Читаем Земля мечты. Последний сребреник полностью

Лунного света едва хватало, чтобы видеть, чем они занимаются. Пиблс мог различать контуры кипарисов, согнутых и скрюченных, словно какие-то загнанные существа, которые, вполне возможно, выползли из свежевскрытой могилы перед ним – той могилы, которую он выкопал сам, измозолив до крови руки. Деревья стояли на границе кладбища, где оно упиралось в холмы, самые дальние могилы исчезли давным-давно под путаницей ягодных зарослей и листьев лимона, их наклонные надгробья потерялись под мхом и лишайником. Серебристого лунного света все же хватало, чтобы отбрасывать на землю тени. Луна висела над горизонтом, и тени недавних надгробий тянулись по траве, образуя строгие черные прямоугольники, отчего парнишке, когда он поворачивал голову, казалось, будто все могилы открылись и все они пусты.

Он облизнул руку, неосознанно наслаждаясь медным привкусом крови, но при этом чувствуя себя так, будто он участник ночного кошмара из разряда тех, в которых ты не осмеливаешься шевельнуться из страха спровоцировать что-то и, может быть, оказаться замеченным тем, чем тебе очень не хотелось бы оказаться замеченным. Но ветер, задувавший с гор на восток, вонзавшийся в его загривок и морозивший его пальцы, не имел ни малейшего сходства с ночным кошмаром. В кошмаре ты не ощущаешь никаких дуновений, а этот ветер он чувствовал. И в кровати он не мог проснуться, не мог повернуться в другую сторону и увидеть что-то еще с закрытыми глазами. Но в этом было что-то упоительное – в витающей где-то рядом смерти и темноте.
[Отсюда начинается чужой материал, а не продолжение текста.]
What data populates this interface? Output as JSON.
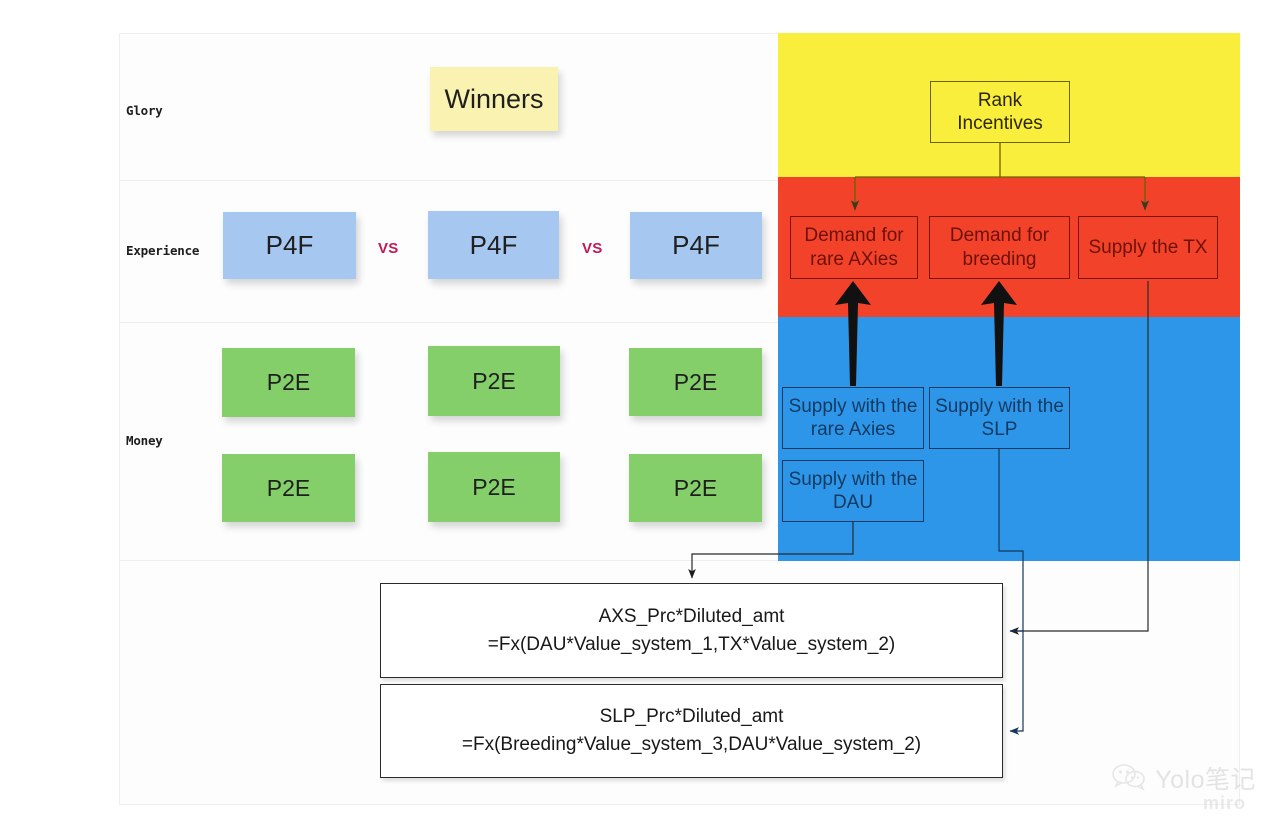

Он с тревогой посмотрел на кипарисы. Он мог вообразить, что за этими покореженными сучьями, стоящими внаклонку пнями, за треском ветвей под напором ночного ветра скрывается что-то угрожающее. И полностью закрыть глаза он не мог. Глаза его понемногу перемещались туда-сюда. Он видел что-то краем глаза – видел то, чего не должно было быть здесь, понимал, что для обретения уверенности он должен смотреть на них прямо. Тут было плетение ягодных кустов, чуть ли не сверкающее в лунном свете, оно смещалось на ветру, как нечто отвратительное из лесной чащи, состоящее из листьев и прутков, ползущее дюйм за дюймом в сторону кладбища и дышащее на ветру, словно скорбя о каком-то умершем.
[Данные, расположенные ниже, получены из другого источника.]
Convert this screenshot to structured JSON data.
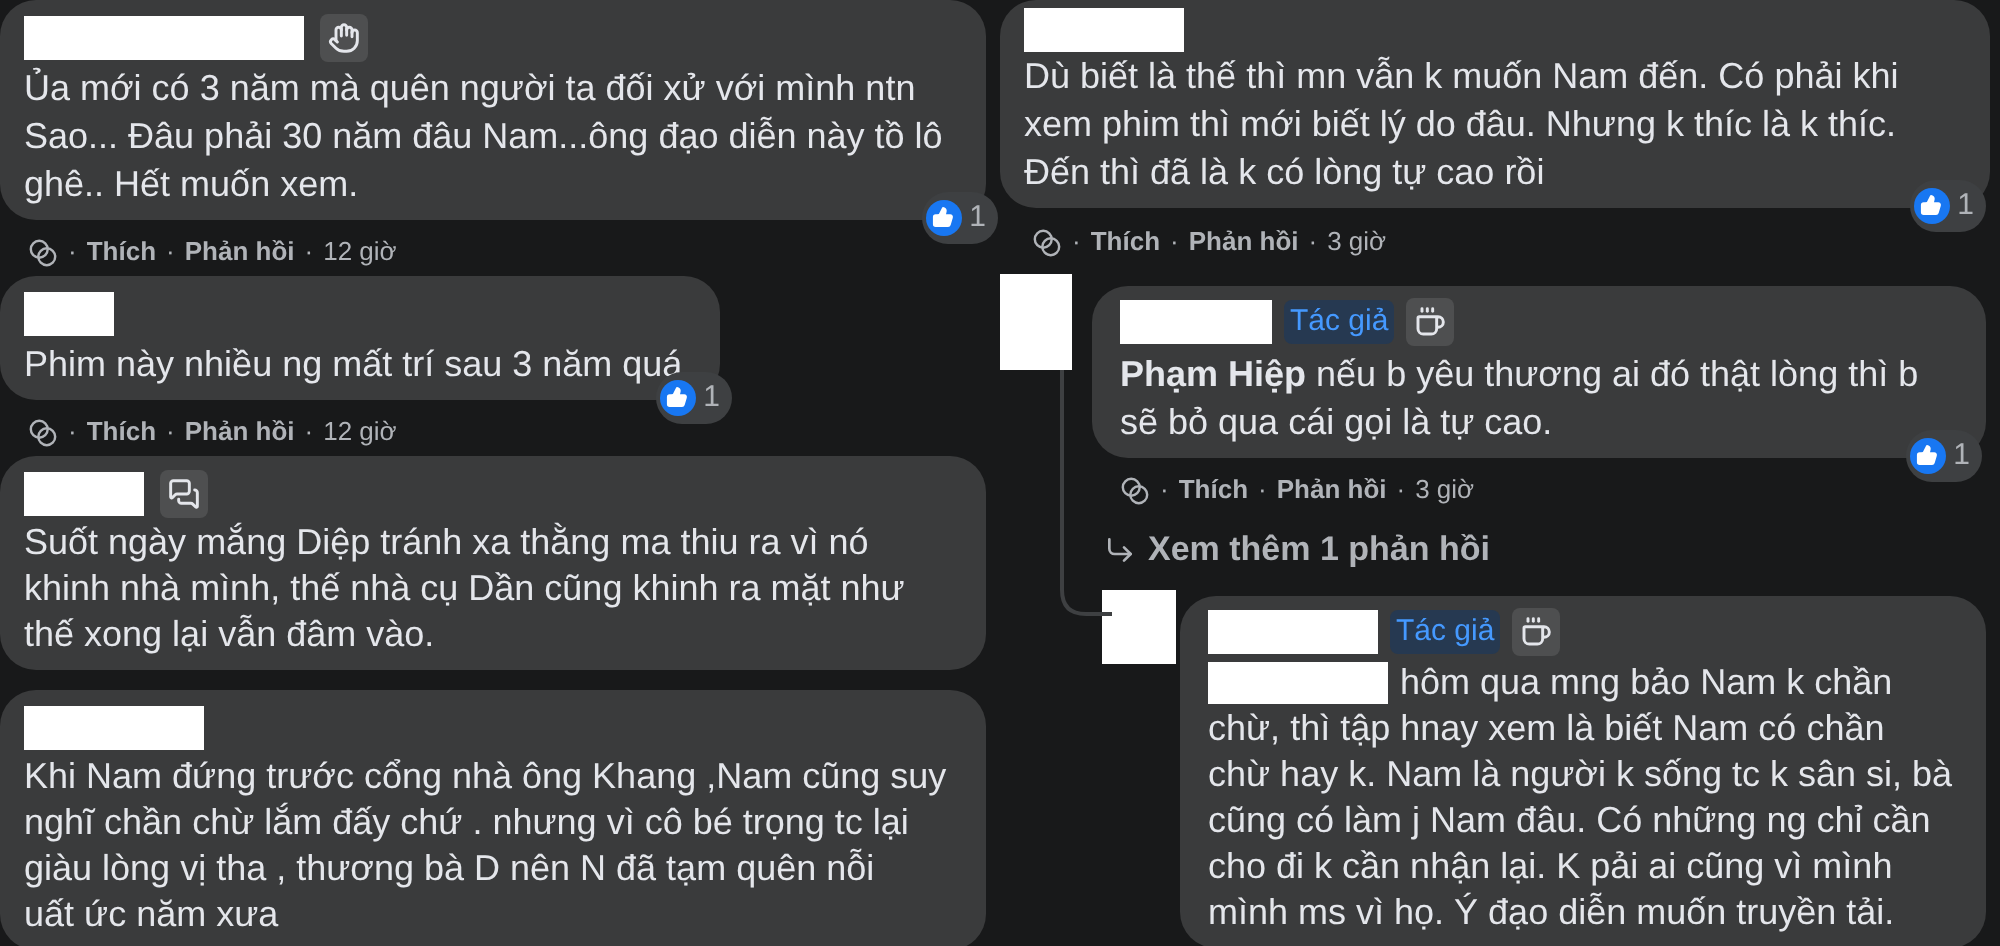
{
  "separator": "·",
  "left_comments": [
    {
      "badge": {
        "kind": "wave"
      },
      "text": "Ủa mới có 3 năm mà quên người ta đối xử với mình ntn\nSao... Đâu phải 30 năm đâu Nam...ông đạo diễn này tồ lô\nghê.. Hết muốn xem.",
      "reactions": "1",
      "actions": [
        "Thích",
        "Phản hồi",
        "12 giờ"
      ]
    },
    {
      "text": "Phim này nhiều ng mất trí sau 3 năm quá",
      "reactions": "1",
      "actions": [
        "Thích",
        "Phản hồi",
        "12 giờ"
      ]
    },
    {
      "badge": {
        "kind": "chat"
      },
      "text": "Suốt ngày mắng Diệp tránh xa thằng ma thiu ra vì nó\nkhinh nhà mình, thế nhà cụ Dần cũng khinh ra mặt như\nthế xong lại vẫn đâm vào."
    },
    {
      "text": "Khi Nam đứng trước cổng nhà ông Khang ,Nam cũng suy\nnghĩ chần chừ lắm đấy chứ . nhưng vì cô bé trọng tc lại\ngiàu lòng vị tha , thương bà D nên N đã tạm quên nỗi\nuất ức năm xưa"
    }
  ],
  "right_comment": {
    "text": "Dù biết là thế thì mn vẫn k muốn Nam đến. Có phải khi\nxem phim thì mới biết lý do đâu. Nhưng k thíc là k thíc.\nĐến thì đã là k có lòng tự cao rồi",
    "reactions": "1",
    "actions": [
      "Thích",
      "Phản hồi",
      "3 giờ"
    ]
  },
  "replies": [
    {
      "author_badge": "Tác giả",
      "badge": {
        "kind": "coffee"
      },
      "text": "**Phạm Hiệp** nếu b yêu thương ai đó thật lòng thì b\nsẽ bỏ qua cái gọi là tự cao.",
      "reactions": "1",
      "actions": [
        "Thích",
        "Phản hồi",
        "3 giờ"
      ]
    },
    {
      "author_badge": "Tác giả",
      "badge": {
        "kind": "coffee"
      },
      "tagged": true,
      "text": "hôm qua mng bảo Nam k chần\nchừ, thì tập hnay xem là biết Nam có chần\nchừ hay k. Nam là người k sống tc k sân si, bà\ncũng có làm j Nam đâu. Có những ng chỉ cần\ncho đi k cần nhận lại. K pải ai cũng vì mình\nmình ms vì họ. Ý đạo diễn muốn truyền tải."
    }
  ],
  "more_replies": "Xem thêm 1 phản hồi"
}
Больше всего он боялся того, что они могут найти в гробу. Тело лежало там уже почти двенадцать лет. Он слышал, что волосы у мертвецов продолжают расти даже после того, как кости высохнут, станут хрупкими и старыми. Время от времени, когда вода в реке Угрёвой поднималась, она вскрывала могилы на склоне холмов, и у скелетов, уносимых под постукивание мослов мутными речными потоками к морю, были волосы, ниспадавшие на их плечевые кости, и в путанице этих волос виднелись всевозможные финтифлюшки, с которыми хоронили покойников.
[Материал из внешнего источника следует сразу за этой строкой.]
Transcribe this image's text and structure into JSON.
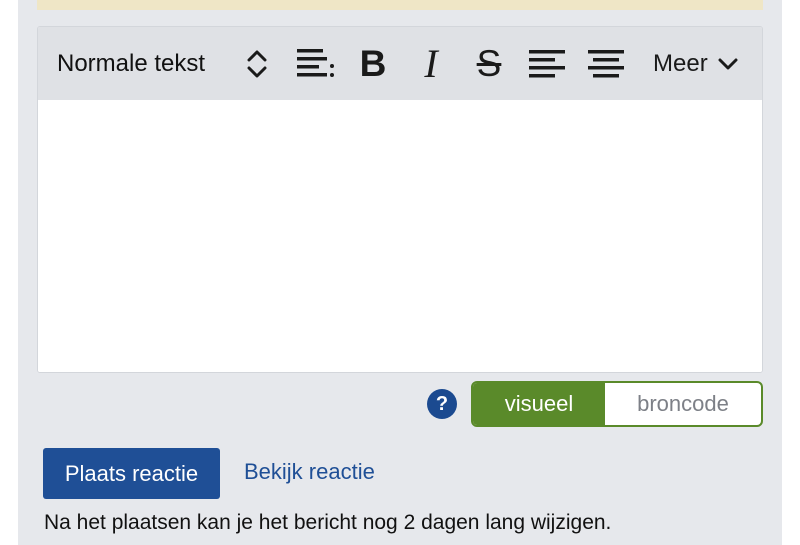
{
  "colors": {
    "panel_bg": "#e6e8ec",
    "toolbar_bg": "#dfe1e5",
    "notice_bg": "#efe6c6",
    "primary_blue": "#1f4f96",
    "toggle_green": "#5a8a2a"
  },
  "editor": {
    "toolbar": {
      "style_select": "Normale tekst",
      "style_select_icon": "chevron-up-down-icon",
      "list_icon": "list-indent-icon",
      "bold_label": "B",
      "italic_label": "I",
      "strike_label": "S",
      "align_left_icon": "align-left-icon",
      "align_center_icon": "align-center-icon",
      "more_label": "Meer",
      "more_icon": "chevron-down-icon"
    },
    "content": ""
  },
  "help": {
    "label": "?"
  },
  "mode_toggle": {
    "visual_label": "visueel",
    "source_label": "broncode",
    "selected": "visueel"
  },
  "actions": {
    "post_label": "Plaats reactie",
    "preview_label": "Bekijk reactie"
  },
  "hint": "Na het plaatsen kan je het bericht nog 2 dagen lang wijzigen."
}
В это время раздались слова проклятия и скрежет лопаты о металлические ручки гроба, а потом ее царапанье по сосновым доскам. На человеке, стоящем перед ним по пояс в могиле, был черный плащ с манжетами. Его темные и маслянистые волосы ниспадали на плечи. Судя по серому цвету его бородатого лица, он и сам, возможно, был уже неделю как мертв, а потом выкопан и оживлен.

Мальчишка, который стоял, опершись на лопату наверху и полузакрыв глаза, а теперь, когда до гроба докопались, был охвачен ужасом, но еще больше боялся ненавистного человека в могиле. В отличие от лунных теней вокруг них и дыхания существ, переносимых ветром, он был самим воплощением ужаса. Несмотря на его слабость – он словно оголодал, устал и страдал от болезни, – его темные глаза смотрели непримиримым взглядом. Но человек в плаще предложил – разве нет? – Пиблсу нечто, стоящее и этого ужаса, и еще кое-чего.

Человек выругался еще раз, а потом прошипел что-то сквозь зубы.

– Что?

– Я сказал, дай мне лом. Глухой, что ли?

Пиблс ничего не ответил, но подобрал ломик, лежавший в сырой траве, и протянул его человеку, который посмотрел на него так, словно был готов убить его на месте и все дела. Человек снова принялся за работу – подсунул ломик под крышку гроба, после чего послышался треск проржавевших гвоздей, выдираемых из дерева, потом скрежет ломика, когда подгнившее дерево подалось, крышка хрустнула и сломалась. Человек еще раз выругался и ударил закругленной стороной ломика по крышке раз, другой, третий, он молотил и молотил, звук ударов разносился в ночи. Наконец человек перевел дыхание, а от крышки не осталось ничего, кроме щепок, все еще удерживаемых на стенках основания длинными обшивочными гвоздями.